Quality Assured Goals

A look at QA at Doximity

Jun 21, 2018 | Andrew Cooke

Quality Assurance is somewhat of an unsung hero in the tech world. It’s also something that everyone has a little experience with.

When you first learn to write, you are told to write a first draft and have someone else look at it for you. When they proofread it and hand it back to you with suggestions or notes, that’s QA. If you ask someone to check your work in math class, that’s QA. You are asking someone to assure you of the quality of your work, hence Quality Assurance. Doximity constantly reminds me of how important the job of a QA Engineer is -- and how valued each one of us is. Working at Doximity has helped me to identify three major goals for a QA Engineer to always strive for.

My first goal as a QA Engineer is to break everything I possibly can.

That’s the rule I personally live by when I’m testing a new project. Sure, navigating the easy path where everything works is necessary, but if that was all that was needed, then there would be no need for QA. The best part about it is sitting down with a new pull request (the actual code I deploy to a testing environment) and just banging away at it with a hammer, figuratively of course. Pretty soon the bugs start to appear and I have a list of issues to report to the developer. This is not limited just to new projects. This first goal is also a part of exploratory testing. If I have a few minutes in between projects, or even when I have free time on the weekends, I will hunt for bugs on our website and note any down.

Even if they look minor, I will always make a note of the issues and bring them to the Engineering team as soon as I can.

When I first started working in QA at Doximity, I was worried I was wasting someone’s time when I brought them every bug I found. During my first year, an engineer and I were working with an old version of Internet Explorer. This version was no longer supported by Microsoft, but quite a few of our users continued to use it. I came to the engineer I was working with a list of bugs I found performing common tasks on our website. The engineer, who started around the same time as me, was devastated by all of them. He spent quite a few hours resolving each and every one. But I did what I had to do -- break things and show them the shattered pieces afterward!

My second goal as a QA Engineer is to effectively explain how I break everything I possibly can.

What good is it if you go to someone and say, “This is broken” and then walk away? I used to work in a call center on the Help Desk team before I moved to QA. I very quickly learned there that in order to resolve an issue, I needed to know how to recreate it perfectly. Someone would call in or send an email that just said, “It is not working,” and that was it. I had to ask them questions to find out what was broken, how it was broken, and where it was broken. It caused major delays in getting an issue fixed.

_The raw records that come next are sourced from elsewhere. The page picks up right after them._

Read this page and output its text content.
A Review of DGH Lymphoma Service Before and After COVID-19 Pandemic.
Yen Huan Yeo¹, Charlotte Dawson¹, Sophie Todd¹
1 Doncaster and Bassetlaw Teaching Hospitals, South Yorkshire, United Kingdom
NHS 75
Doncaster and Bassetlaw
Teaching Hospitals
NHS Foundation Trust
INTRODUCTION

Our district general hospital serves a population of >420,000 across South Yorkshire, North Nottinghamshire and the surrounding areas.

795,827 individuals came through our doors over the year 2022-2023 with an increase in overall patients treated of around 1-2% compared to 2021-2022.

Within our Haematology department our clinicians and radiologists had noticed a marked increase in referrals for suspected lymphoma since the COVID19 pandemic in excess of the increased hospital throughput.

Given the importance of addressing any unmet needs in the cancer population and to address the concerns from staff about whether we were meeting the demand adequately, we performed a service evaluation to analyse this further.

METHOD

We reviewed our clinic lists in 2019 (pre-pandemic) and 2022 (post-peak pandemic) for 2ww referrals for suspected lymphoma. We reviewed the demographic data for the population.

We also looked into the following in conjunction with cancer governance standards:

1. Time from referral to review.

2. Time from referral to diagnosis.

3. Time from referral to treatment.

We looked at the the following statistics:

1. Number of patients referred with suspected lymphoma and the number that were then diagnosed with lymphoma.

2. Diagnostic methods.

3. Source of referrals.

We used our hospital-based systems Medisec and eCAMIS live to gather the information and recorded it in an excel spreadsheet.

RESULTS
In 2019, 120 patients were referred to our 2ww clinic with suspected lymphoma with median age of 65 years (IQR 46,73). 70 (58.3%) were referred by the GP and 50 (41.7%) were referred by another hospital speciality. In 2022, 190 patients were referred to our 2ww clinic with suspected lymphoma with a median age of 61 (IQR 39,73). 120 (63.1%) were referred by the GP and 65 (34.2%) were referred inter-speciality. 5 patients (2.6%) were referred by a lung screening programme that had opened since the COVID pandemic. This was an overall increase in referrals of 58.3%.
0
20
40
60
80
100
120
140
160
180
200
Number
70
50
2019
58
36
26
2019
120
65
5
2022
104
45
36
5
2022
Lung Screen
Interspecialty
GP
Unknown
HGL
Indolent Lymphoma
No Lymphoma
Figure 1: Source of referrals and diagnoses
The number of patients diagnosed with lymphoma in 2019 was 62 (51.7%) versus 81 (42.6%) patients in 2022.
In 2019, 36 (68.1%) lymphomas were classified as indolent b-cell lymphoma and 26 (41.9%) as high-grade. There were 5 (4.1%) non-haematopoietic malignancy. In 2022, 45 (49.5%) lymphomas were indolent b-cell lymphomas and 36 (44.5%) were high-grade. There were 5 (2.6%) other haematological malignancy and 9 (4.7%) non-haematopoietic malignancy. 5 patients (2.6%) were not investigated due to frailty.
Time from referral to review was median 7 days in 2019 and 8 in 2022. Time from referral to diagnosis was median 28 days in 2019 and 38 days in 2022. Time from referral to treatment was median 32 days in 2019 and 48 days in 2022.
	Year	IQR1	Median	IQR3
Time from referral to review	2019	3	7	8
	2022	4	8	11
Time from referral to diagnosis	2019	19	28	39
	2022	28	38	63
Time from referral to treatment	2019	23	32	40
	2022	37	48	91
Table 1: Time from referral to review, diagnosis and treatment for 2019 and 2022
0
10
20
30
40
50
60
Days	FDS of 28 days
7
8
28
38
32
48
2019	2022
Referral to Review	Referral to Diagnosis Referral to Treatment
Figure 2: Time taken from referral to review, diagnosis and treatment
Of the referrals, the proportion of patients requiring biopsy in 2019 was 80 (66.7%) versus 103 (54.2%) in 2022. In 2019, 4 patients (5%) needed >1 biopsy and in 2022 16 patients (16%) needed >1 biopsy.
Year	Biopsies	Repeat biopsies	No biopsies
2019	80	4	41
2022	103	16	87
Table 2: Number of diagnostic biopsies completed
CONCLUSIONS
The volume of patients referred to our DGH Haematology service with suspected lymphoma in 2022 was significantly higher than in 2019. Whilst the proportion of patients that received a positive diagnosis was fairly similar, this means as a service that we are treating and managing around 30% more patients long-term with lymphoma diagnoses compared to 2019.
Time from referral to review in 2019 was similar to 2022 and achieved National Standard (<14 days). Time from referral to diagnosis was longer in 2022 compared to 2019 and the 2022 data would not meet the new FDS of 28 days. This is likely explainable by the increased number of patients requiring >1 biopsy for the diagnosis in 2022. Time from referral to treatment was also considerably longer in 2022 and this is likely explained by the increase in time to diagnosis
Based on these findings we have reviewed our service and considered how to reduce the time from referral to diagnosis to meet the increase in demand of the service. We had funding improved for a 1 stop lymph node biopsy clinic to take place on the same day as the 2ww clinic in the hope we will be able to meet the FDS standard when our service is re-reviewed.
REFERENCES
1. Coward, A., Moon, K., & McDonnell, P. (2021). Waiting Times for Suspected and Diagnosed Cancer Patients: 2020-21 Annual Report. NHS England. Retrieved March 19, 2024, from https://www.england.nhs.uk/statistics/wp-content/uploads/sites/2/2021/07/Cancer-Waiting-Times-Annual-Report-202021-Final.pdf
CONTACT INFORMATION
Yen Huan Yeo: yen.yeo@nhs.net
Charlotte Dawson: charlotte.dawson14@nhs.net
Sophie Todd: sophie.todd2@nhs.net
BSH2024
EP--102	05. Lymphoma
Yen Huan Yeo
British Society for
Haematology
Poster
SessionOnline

This is a reason why someone who works on a help desk can make such a great QA Engineer; they know they how important it is to walk someone through the steps they took to reach an issue.

When I go back to the engineers with a list of bugs I found in a new PR (aggregated list of code changes), I give them the exact steps to recreate them. Oftentimes, this goes a long way to show a really weird issue. Having these steps to reproduce a bug helps the engineer identify when and how the issue happened, and helps them pinpoint where it’s happening in the code. This greatly speeds up a fix and helps keep PRs moving towards production. And, believe me, I find a LOT of weird issues in QA -- enough that I have heard the phrase, “Andrew, this will only happen to YOU” more than once.

I have even been jokingly accused of tampering with code with the reason being, “How else could this have happened?” This happens because developing versus testing are two vastly different thought processes. I work with one engineer in particular whose chat log shows the phrase: “Can you come help me reproduce this bug?” in nearly every conversation with me. Even though I take care to document each one, some bugs are still strange enough that he will need to see them happen in real time.

My third and final goal as a QA Engineer is to make sure everything I am testing works

What I mean by this is once I finish all of my testing and have found every bug I think there is (and there are always more), I have to make sure it works.

  • Run through that happy path
  • Go through the one that created all the original bugs
  • See if the new fixes caused new bugs to appear.

Just make sure it all works from every angle I can approach it from before I approve it. Then, finally, let them know it is ready to go! Once deployed, a QA Engineer needs to repeat this third goal one more time, just to make sure everything looks fine on production as well.

And guess what? Even then, you’re going to discover new bugs on production. Just recently, I was working on a new project and found everything was working perfectly. You could navigate from page to page, you could add new colleagues, everything was great. The code was deployed, I was able to add a new user as a colleague, but then I found that if I attempted to visit a profile… I was redirected to the homepage.

I thought to myself, “Surely, I must have clicked on something else by mistake” and repeated the steps multiple times. But, each time I ran into the same result. I immediately contacted the engineer I had been working with and reported the issue to them, and we found another change had gone out not too long before which caused this to happen. Thankfully, my last round of testing identified the issue, and we were able to fix it quickly.

These are just three goals I find very important for a QA Engineer to reach for, and they are the first three I found myself working towards immediately after I started working at Doximity. Even when there is a major change in how I test or there is a process change at the company, these three are still a major part of my personal process. They have greatly assisted me in gaining the trust and respect I have as a key member of the QA team, and they are the three pieces of advice I pass on to others whenever I am asked about my job.